Corneanu promoted unity between the Roman Catholic and the Eastern Orthodox Churches.
On May 25, 2008, during the consecration of the Queen of Peace parish church in Timișoara, he became the first Orthodox bishop after centuries to receive communion at a Catholic Liturgy. Metropolitan Nicolae shared the Eucharistic Chalice during the same Liturgy with two Catholic bishops, Romanian Byzantine Catholic Bishop Alexandru Mesian of Lugoj and Archbishop Francisco-Javier Lozano, the apostolic nuncio to Romania at that moment.

Two weeks later, on June 11, 2008, the event was met with hostility by Patriarch Kirill (at the moment Head of the Moscow Patriarchate, Department for External Church Relations Metropolitan Kirill).

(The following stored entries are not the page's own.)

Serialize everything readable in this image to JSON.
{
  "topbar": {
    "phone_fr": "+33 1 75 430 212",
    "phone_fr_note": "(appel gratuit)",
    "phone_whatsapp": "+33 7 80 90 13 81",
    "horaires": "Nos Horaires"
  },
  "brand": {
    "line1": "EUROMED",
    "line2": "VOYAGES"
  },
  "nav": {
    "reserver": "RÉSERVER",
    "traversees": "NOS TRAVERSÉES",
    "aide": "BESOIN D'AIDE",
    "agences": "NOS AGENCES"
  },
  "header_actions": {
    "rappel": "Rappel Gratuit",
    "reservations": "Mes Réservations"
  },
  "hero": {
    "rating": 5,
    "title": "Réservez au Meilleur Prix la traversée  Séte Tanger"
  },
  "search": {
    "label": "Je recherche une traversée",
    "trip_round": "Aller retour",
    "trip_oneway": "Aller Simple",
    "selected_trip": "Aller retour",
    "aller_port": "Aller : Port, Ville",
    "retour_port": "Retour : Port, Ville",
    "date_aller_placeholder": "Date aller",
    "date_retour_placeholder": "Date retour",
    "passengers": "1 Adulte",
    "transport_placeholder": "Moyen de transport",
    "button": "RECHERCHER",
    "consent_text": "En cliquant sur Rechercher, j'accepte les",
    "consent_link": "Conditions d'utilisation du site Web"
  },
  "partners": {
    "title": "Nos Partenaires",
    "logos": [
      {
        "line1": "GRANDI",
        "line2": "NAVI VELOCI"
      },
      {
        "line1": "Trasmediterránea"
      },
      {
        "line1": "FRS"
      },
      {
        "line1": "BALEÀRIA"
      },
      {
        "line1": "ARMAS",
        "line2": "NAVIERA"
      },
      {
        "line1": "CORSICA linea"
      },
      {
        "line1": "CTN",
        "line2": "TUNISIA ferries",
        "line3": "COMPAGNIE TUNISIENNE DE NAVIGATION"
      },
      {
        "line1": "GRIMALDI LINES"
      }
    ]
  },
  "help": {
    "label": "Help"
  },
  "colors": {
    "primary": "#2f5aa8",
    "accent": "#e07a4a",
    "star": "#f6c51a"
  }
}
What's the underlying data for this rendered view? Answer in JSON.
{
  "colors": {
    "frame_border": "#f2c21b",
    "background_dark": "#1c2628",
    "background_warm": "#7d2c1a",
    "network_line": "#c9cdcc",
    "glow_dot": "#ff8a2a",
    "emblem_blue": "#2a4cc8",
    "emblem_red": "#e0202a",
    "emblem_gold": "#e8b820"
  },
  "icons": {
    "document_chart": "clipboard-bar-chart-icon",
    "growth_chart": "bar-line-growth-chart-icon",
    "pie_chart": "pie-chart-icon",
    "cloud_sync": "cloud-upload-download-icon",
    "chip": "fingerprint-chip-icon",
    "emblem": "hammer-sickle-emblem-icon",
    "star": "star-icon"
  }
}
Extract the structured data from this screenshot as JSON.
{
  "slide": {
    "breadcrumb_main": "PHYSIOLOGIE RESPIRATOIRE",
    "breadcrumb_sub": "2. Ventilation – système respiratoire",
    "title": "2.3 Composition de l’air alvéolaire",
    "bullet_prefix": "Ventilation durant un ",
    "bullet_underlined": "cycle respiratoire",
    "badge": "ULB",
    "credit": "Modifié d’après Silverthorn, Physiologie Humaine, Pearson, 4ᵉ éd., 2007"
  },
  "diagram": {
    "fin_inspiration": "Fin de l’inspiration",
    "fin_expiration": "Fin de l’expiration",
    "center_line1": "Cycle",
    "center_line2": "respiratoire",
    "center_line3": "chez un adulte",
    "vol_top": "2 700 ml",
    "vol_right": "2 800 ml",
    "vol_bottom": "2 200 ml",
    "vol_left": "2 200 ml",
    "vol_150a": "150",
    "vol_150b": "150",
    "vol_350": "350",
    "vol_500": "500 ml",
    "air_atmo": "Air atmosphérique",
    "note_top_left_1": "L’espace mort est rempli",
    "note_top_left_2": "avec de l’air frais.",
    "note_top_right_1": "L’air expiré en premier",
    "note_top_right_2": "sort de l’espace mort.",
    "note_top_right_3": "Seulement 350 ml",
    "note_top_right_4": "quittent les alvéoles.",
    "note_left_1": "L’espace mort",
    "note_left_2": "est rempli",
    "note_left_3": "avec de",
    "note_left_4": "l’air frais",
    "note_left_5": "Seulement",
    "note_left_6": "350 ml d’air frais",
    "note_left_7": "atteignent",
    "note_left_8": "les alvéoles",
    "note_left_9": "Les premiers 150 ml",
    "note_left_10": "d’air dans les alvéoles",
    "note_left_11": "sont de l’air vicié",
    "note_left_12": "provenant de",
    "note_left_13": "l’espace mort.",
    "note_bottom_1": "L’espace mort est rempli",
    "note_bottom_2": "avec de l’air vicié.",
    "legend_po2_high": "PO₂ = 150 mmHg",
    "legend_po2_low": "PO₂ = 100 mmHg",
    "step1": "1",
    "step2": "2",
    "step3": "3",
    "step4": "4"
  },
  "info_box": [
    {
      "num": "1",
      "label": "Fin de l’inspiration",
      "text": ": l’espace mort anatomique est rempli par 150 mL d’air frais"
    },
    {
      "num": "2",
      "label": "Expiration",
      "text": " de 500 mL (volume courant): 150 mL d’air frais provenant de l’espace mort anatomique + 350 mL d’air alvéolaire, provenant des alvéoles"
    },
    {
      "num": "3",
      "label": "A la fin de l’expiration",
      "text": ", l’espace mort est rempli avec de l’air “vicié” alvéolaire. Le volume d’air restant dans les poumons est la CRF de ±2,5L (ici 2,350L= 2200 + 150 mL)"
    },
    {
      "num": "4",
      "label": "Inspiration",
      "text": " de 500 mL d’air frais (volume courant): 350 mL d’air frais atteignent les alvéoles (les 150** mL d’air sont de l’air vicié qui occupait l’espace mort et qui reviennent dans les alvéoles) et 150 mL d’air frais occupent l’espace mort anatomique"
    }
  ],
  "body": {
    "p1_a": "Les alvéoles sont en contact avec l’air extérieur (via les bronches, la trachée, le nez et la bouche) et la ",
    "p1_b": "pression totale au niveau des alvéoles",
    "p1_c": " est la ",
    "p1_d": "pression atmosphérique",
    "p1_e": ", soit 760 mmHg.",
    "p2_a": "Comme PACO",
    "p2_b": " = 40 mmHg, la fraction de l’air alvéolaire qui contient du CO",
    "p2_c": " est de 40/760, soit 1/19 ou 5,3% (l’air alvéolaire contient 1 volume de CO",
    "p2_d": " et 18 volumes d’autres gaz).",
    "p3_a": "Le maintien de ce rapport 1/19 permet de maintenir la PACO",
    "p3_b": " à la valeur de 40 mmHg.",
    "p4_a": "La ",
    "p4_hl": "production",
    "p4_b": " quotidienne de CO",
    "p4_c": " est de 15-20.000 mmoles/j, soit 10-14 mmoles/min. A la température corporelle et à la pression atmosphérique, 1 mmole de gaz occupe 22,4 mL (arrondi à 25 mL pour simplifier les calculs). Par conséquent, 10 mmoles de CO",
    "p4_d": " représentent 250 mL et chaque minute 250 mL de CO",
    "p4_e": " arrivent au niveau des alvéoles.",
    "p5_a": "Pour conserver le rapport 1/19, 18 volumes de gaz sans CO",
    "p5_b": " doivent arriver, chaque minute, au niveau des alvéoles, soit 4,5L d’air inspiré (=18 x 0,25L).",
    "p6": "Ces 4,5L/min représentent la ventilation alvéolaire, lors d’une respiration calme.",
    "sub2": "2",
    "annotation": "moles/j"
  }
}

Being under pressure from external ecclesiastic entities (most notable from Holy Mount Athos representatives and from the Head of the Moscow Patriarchate, Department for External Church Relations), the Holy Synod of the Romanian Orthodox Church gave in and chastised Metropolitan Nicolae.
On July 8–9, 2008 Patriarch Daniel convoked in Bucharest a special assembly of the Holy Synod of the Romanian Orthodox Church.
Under the counsel of the Holy Spirit, the majority of bishops decided to forgive Metropolitan Nicolae.
Patriarch Daniel concluded that:
"Through a sincere, deep theological dialogue, the dogmas that separate the Catholic Church from the Orthodox Church can be redefined".